[Frei]stunde!
"Komm in die Wildnis"

Wildkatze Papa Schlumpf begrüßt Eindringlinge in seinem Gehege mit einem misstrauischen Fauchen. (Foto: Rainer Primbs)
Ein großes, über 900 Jahre altes Landschloss, von oben bis unten mit Efeu bewachsen und umgeben von einer wilden Insel voll urwüchsiger Landschaft. Hier befindet sich der Sitz des Umweltzentrums "Schloss Wiesenfelden". Unterstützt wird diese Einrichtung, die zu den ältesten bayerischen Umweltbildungsinstitutionen zählt, vom Bund Naturschutz in Bayern. Das Umweltzentrum ist ein Lernort für naturpädagogische Arbeit. Es bietet Erlebnisangebote für alle Altersgruppen an, um auf einprägsame Weise über die Natur und ihre Bewohner zu informieren. Das Team des Umweltzentrums engagiert sich außerdem für die Arterhaltung von einheimischen Wildtieren. Hier hat man noch das Glück, einer Wildkatze oder einem Luchs in die Augen schauen zu können. In freier Wildbahn ist das leider selten geworden.

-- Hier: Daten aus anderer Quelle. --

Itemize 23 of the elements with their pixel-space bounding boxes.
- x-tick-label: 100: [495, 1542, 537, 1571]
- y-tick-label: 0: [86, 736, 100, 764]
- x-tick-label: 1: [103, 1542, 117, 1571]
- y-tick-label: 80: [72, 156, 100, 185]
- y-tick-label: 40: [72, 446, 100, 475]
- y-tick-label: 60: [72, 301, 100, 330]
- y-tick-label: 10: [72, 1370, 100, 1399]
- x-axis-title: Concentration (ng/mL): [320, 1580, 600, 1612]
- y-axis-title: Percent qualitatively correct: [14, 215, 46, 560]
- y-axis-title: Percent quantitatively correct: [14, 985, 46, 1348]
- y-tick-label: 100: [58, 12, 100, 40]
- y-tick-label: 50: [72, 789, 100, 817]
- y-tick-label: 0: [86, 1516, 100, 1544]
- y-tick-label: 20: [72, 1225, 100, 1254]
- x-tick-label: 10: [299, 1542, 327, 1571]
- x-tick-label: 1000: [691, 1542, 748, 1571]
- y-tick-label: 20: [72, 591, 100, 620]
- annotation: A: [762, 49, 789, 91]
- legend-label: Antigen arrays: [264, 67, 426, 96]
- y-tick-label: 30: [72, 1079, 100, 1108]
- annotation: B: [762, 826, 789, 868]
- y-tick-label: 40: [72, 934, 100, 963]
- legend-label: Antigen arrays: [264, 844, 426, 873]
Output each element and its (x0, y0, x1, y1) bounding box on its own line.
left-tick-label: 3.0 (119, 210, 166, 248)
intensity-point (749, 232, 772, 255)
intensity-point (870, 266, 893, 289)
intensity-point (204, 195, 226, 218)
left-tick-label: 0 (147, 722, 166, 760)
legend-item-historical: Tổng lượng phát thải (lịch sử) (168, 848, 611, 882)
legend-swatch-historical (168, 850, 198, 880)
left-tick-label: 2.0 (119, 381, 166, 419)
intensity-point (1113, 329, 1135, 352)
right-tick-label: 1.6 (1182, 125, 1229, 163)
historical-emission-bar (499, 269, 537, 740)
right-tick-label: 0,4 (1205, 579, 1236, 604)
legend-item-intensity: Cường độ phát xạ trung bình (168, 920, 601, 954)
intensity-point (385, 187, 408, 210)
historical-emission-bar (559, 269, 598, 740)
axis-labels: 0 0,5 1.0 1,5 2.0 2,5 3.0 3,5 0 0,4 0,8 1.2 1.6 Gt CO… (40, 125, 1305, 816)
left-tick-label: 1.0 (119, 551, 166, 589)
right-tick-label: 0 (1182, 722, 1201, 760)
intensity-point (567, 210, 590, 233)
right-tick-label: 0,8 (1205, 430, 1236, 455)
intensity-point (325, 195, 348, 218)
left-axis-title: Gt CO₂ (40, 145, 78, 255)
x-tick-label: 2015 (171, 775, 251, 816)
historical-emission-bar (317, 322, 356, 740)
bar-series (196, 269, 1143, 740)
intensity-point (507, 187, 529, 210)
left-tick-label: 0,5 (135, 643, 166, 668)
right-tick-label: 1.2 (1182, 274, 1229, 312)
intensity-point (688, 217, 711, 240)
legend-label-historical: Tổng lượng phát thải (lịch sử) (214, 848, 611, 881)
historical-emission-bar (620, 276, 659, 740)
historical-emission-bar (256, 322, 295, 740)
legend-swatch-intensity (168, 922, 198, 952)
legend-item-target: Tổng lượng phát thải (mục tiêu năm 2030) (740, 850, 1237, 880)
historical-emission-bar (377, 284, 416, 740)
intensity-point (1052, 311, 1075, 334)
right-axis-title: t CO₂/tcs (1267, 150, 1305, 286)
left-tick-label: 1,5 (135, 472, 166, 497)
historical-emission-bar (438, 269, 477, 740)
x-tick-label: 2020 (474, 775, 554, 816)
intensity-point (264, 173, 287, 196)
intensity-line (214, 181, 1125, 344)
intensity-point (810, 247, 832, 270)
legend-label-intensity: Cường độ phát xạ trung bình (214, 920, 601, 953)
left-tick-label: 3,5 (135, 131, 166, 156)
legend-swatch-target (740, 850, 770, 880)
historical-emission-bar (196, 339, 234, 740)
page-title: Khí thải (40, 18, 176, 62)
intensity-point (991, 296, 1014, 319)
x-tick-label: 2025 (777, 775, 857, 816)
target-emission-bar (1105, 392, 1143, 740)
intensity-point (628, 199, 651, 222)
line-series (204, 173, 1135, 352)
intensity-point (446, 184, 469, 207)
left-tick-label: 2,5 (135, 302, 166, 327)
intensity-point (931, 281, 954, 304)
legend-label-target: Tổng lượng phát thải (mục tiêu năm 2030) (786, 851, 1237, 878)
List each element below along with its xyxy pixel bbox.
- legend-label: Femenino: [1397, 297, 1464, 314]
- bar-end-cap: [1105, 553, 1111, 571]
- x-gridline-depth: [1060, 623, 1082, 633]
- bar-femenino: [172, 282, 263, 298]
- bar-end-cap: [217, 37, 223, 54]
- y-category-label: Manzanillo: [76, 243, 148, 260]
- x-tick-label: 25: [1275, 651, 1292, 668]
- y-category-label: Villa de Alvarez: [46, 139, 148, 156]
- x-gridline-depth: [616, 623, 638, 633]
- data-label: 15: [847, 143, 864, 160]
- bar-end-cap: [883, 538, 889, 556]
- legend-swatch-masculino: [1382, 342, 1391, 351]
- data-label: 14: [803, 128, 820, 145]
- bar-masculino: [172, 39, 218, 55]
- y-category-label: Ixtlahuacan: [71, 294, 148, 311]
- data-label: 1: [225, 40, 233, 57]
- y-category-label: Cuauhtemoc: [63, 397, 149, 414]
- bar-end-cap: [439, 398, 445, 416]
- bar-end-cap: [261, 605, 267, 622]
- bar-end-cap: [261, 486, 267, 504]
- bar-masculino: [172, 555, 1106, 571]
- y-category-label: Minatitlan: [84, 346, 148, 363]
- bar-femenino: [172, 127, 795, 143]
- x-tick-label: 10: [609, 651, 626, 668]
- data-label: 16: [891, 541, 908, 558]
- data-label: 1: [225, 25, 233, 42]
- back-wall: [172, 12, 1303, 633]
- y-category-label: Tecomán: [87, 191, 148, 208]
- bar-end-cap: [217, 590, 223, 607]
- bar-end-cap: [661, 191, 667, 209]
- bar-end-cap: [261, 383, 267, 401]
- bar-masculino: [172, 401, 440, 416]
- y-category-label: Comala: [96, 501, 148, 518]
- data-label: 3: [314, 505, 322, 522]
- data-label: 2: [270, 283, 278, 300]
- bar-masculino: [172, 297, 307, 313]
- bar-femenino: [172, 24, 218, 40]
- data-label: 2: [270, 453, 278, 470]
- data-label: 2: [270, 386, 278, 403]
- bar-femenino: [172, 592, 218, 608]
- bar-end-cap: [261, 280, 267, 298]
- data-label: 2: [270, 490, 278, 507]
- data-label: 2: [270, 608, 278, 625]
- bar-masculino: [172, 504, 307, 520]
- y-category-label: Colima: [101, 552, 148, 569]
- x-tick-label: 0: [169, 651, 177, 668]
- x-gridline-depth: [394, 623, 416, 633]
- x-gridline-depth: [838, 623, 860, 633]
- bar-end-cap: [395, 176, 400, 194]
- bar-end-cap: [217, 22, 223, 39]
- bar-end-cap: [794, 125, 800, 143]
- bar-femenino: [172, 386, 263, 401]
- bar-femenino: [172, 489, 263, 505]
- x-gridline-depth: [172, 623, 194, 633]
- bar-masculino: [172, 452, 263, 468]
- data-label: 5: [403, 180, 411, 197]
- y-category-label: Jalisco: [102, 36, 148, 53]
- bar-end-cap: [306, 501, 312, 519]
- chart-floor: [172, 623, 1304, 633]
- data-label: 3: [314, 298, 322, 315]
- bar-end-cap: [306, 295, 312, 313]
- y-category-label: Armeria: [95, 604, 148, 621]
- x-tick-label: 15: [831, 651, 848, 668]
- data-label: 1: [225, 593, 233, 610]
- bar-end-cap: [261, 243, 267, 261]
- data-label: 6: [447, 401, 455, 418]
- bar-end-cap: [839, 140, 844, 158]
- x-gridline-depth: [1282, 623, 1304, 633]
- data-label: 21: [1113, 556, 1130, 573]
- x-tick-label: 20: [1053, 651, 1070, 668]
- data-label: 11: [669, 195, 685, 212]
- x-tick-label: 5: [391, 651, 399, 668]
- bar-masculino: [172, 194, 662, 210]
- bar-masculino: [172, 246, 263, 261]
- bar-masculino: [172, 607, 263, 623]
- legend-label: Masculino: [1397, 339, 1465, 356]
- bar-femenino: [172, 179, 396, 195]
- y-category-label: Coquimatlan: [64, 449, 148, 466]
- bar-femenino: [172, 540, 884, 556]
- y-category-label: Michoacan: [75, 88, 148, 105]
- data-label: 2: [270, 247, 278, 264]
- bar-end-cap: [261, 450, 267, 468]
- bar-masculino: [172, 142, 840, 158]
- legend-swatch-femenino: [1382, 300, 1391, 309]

Ein schmaler Weg an der Seite des Landschlosses führt uns an einigen Apfelbäumen vorbei. Beate Seitz-Weinzierl bückt sich und sammelt Fallobst auf. "Da unten laufen Rehe frei rum und wenn man sich vorsichtig nähert, kann man sie füttern. Sie lieben Äpfel", erklärt die Leiterin des Umweltzentrums "Schloss Wiesenfelden" leise. "Da unten" ist das rund fünf Hektar große Wildnisgelände, in dem unter anderem auch Wildkatzen und Luchse untergebracht sind. Über eine Holztreppe erreicht man pure Natur mit alten Baumgestalten, Weihern und einem kleinen Bachlauf. Und schon sind sie da, die ersten Waldbewohner. Eine Herde von zwölf Rehen und Hirschen beäugt uns aufmerksam. Jetzt heißt es stehenbleiben und sich ganz ruhig verhalten. Die Äpfel als Bestechungsmittel helfen und die Tiere fressen tatsächlich aus der Hand. Nur streicheln lassen sie sich nicht, Wildtier bleibt eben doch Wildtier. "Sie kennen Menschen von den vielen Führungen", sagt die Diplomtheologin. "Zu uns kann jeder kommen. Wir bieten Kulturveranstaltungen für Erwachsene, Familienangebote wie ,Wilde Sonntage' oder Feriencamps für Kinder und Jugendliche an. Da ist für jeden was dabei."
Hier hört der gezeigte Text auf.